Baked Frittata for Brunch Feasts

A baked frittata makes for an ideal centerpiece at any brunch feast, boasting a delightful combination of eggs and vegetables that is both hearty and light. This versatile dish is easily customizable, allowing you to adapt it to your tastes or to whatever ingredients happen to be on hand. Whether you're hosting a special occasion or simply enjoying a leisurely weekend brunch, a baked frittata is sure to impress your guests.

Ingredients

  • 8 large eggs
  • 1/2 cup whole milk
  • 1/4 cup grated Parmesan cheese
  • 1 cup shredded cheddar cheese
  • 1 tablespoon olive oil
  • 1 small onion, diced
  • 2 cloves garlic, minced
  • 1 bell pepper, diced
  • 1 cup cherry tomatoes, halved
  • 1 cup baby spinach, roughly chopped
  • Salt and pepper, to taste
  • Fresh basil leaves, for garnish

Cooking Method

  1. Preheat the Oven: Start by preheating your oven to 375°F (190°C).
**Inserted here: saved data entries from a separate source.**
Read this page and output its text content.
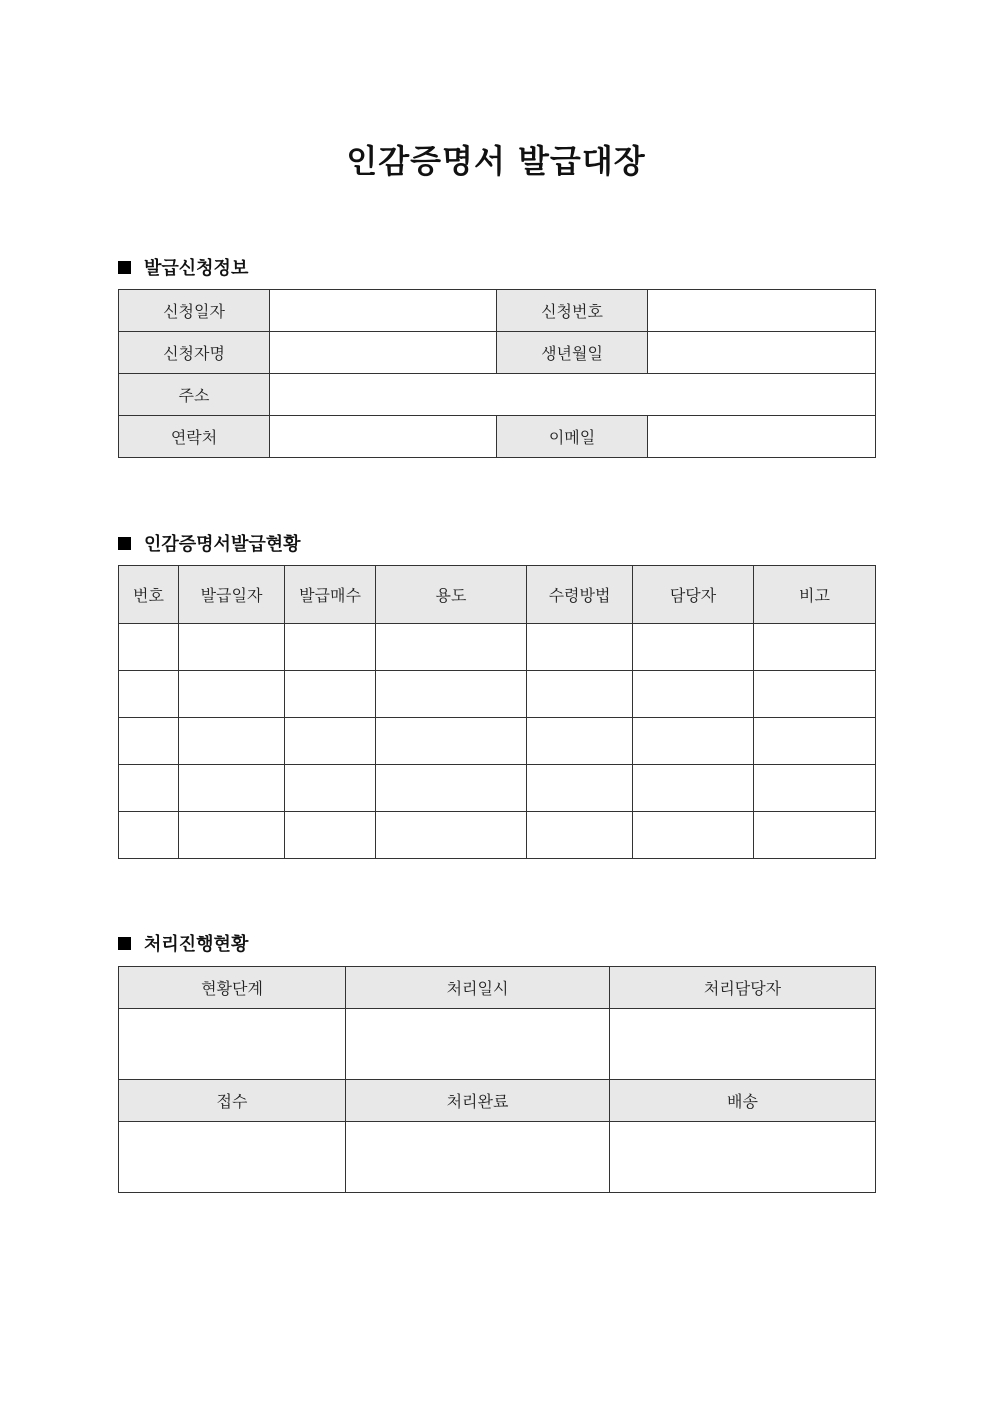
인감증명서 발급대장
발급신청정보
신청일자		신청번호	
신청자명		생년월일	
주소			
연락처		이메일	
인감증명서발급현황
번호	발급일자	발급매수	용도	수령방법	담당자	비고

처리진행현황
현황단계	처리일시	처리담당자

접수	처리완료	배송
  2. Prepare the Egg Mixture: In a large mixing bowl, whisk together the eggs, milk, Parmesan cheese, and a pinch of salt and pepper. Set aside.

  3. Sauté Vegetables: Heat the olive oil in a large ovenproof skillet over medium heat. Add the diced onion and cook until it becomes translucent. Stir in the garlic and bell pepper, cooking for an additional 2-3 minutes. Add the cherry tomatoes and spinach, cooking until the spinach is wilted.

  4. Combine and Bake: Pour the egg mixture over the sautéed vegetables in the skillet, ensuring even distribution. Sprinkle the shredded cheddar cheese over the top.

  5. Bake the Frittata: Transfer the skillet to the preheated oven and bake for 25-30 minutes or until the frittata is set and the top is golden brown.

  6. Garnish and Serve: Remove from the oven and let it cool slightly before garnishing with fresh basil leaves. Slice into wedges and serve warm.

Nutritional Value and Pairings

A baked frittata is a nutritious choice, packed with protein from the eggs and cheese, as well as a healthy dose of vitamins and minerals from the fresh vegetables. It's low in carbohydrates, making it suitable for those following a low-carb diet. The addition of spinach and tomatoes provides antioxidants and a boost of fiber.

For a balanced meal, pair your frittata with a crisp side salad, such as an arugula salad with lemon vinaigrette or a classic Caprese salad. Complement your meal with refreshing beverages like freshly squeezed orange juice or a sparkling mimosa for an extra touch of indulgence. If you prefer something non-alcoholic, a fresh berry-infused water or a chilled glass of iced tea can be delightful pairings. Enjoy your brunch feast!